ANSWERS: 3
  • Company A will have to improve its product, diversify or go under. If it goes under it will be in no position to do anything with its workers except to wish them luck in finding alternative employment. As I am the owner of the company I would do my utmost to keep the company viable because I would stand to lose just as much as my employees. Of course if the company was a huge multi-national the owners would be faceless shareholders who cared more about the value of their shares than they did for the workforce. These hypothetical questions obviously relate to some real-world event - I wish I knew what it was.
  • Pool all it's resources and overhaul, starting with product development (improve product), and retrain all sales and customer service staff. Do away with traditional marketing and focus on gorilla marketing - hands on, consumer usage and press coverage! Of course, if there are little resources, they can sell to Company B and start from scratch with a skeleton crew. Obviously, many staff would be let go. They might also consider Employee buy-in, giving the company more money to make improvements and giving employees ownership in the company.
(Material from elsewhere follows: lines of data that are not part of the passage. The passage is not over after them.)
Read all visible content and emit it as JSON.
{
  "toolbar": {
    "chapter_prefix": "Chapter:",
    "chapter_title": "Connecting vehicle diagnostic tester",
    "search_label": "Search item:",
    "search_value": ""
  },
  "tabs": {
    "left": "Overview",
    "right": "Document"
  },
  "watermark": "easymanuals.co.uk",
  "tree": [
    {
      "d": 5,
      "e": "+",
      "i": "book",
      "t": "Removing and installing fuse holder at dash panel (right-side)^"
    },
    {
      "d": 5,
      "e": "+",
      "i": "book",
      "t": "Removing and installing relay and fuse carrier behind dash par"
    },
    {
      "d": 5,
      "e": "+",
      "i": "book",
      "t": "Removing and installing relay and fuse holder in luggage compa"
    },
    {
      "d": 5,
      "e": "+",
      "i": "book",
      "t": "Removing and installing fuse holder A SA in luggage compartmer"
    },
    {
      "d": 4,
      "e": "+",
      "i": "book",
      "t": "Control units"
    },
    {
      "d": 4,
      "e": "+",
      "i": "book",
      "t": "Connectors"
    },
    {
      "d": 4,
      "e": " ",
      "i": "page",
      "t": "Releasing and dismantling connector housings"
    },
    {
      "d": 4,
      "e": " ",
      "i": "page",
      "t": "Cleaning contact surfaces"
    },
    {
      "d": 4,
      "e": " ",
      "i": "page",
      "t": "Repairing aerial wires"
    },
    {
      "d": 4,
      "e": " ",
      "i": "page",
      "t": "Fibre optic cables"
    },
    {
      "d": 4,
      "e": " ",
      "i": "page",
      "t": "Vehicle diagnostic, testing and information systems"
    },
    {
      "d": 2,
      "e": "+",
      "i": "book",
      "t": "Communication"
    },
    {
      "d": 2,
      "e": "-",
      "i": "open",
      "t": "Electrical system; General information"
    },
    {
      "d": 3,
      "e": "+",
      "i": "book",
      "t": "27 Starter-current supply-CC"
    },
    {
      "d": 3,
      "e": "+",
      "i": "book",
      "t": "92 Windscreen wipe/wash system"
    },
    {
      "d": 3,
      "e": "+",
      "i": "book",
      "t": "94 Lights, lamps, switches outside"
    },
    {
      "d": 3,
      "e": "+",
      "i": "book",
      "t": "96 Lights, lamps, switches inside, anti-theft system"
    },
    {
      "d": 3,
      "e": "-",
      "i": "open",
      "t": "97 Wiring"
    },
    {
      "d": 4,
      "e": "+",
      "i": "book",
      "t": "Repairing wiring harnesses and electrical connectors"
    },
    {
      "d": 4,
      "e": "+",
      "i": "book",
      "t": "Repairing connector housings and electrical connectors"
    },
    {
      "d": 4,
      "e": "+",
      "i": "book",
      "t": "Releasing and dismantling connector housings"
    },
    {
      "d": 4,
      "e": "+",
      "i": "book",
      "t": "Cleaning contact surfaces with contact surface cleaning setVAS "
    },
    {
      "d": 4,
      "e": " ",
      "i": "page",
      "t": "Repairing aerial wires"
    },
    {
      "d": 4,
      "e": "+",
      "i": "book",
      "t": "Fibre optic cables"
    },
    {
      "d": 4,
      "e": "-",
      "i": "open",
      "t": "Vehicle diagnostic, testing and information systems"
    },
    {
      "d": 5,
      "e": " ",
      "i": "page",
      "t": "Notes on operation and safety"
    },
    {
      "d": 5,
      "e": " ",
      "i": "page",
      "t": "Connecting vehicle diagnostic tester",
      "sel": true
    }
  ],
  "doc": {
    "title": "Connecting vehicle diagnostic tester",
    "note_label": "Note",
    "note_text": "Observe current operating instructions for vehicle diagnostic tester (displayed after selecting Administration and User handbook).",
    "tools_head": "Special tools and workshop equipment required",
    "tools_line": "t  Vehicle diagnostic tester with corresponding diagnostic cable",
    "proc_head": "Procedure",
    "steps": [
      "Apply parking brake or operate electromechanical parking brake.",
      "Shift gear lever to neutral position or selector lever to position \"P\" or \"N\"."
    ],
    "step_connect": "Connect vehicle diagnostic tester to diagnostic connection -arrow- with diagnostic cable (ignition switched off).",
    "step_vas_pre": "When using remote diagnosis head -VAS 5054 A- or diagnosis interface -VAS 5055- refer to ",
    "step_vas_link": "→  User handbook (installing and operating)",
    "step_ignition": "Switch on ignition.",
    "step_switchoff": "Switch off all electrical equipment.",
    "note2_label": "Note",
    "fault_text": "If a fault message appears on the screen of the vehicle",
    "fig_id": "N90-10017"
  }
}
  • Company A can do what made the robber barons so powerful and undercut Company B's prices until they are at the brink of failure, then buy them out. That is, as long as there are plenty of other Companies in the same business so it's not an anti-trust issue. As to the workers, Company A will have fired most of theirs during the liquidation sale and will fire half of Company B's workers after the merger, then sell the entire business off to private capital. It's the American way.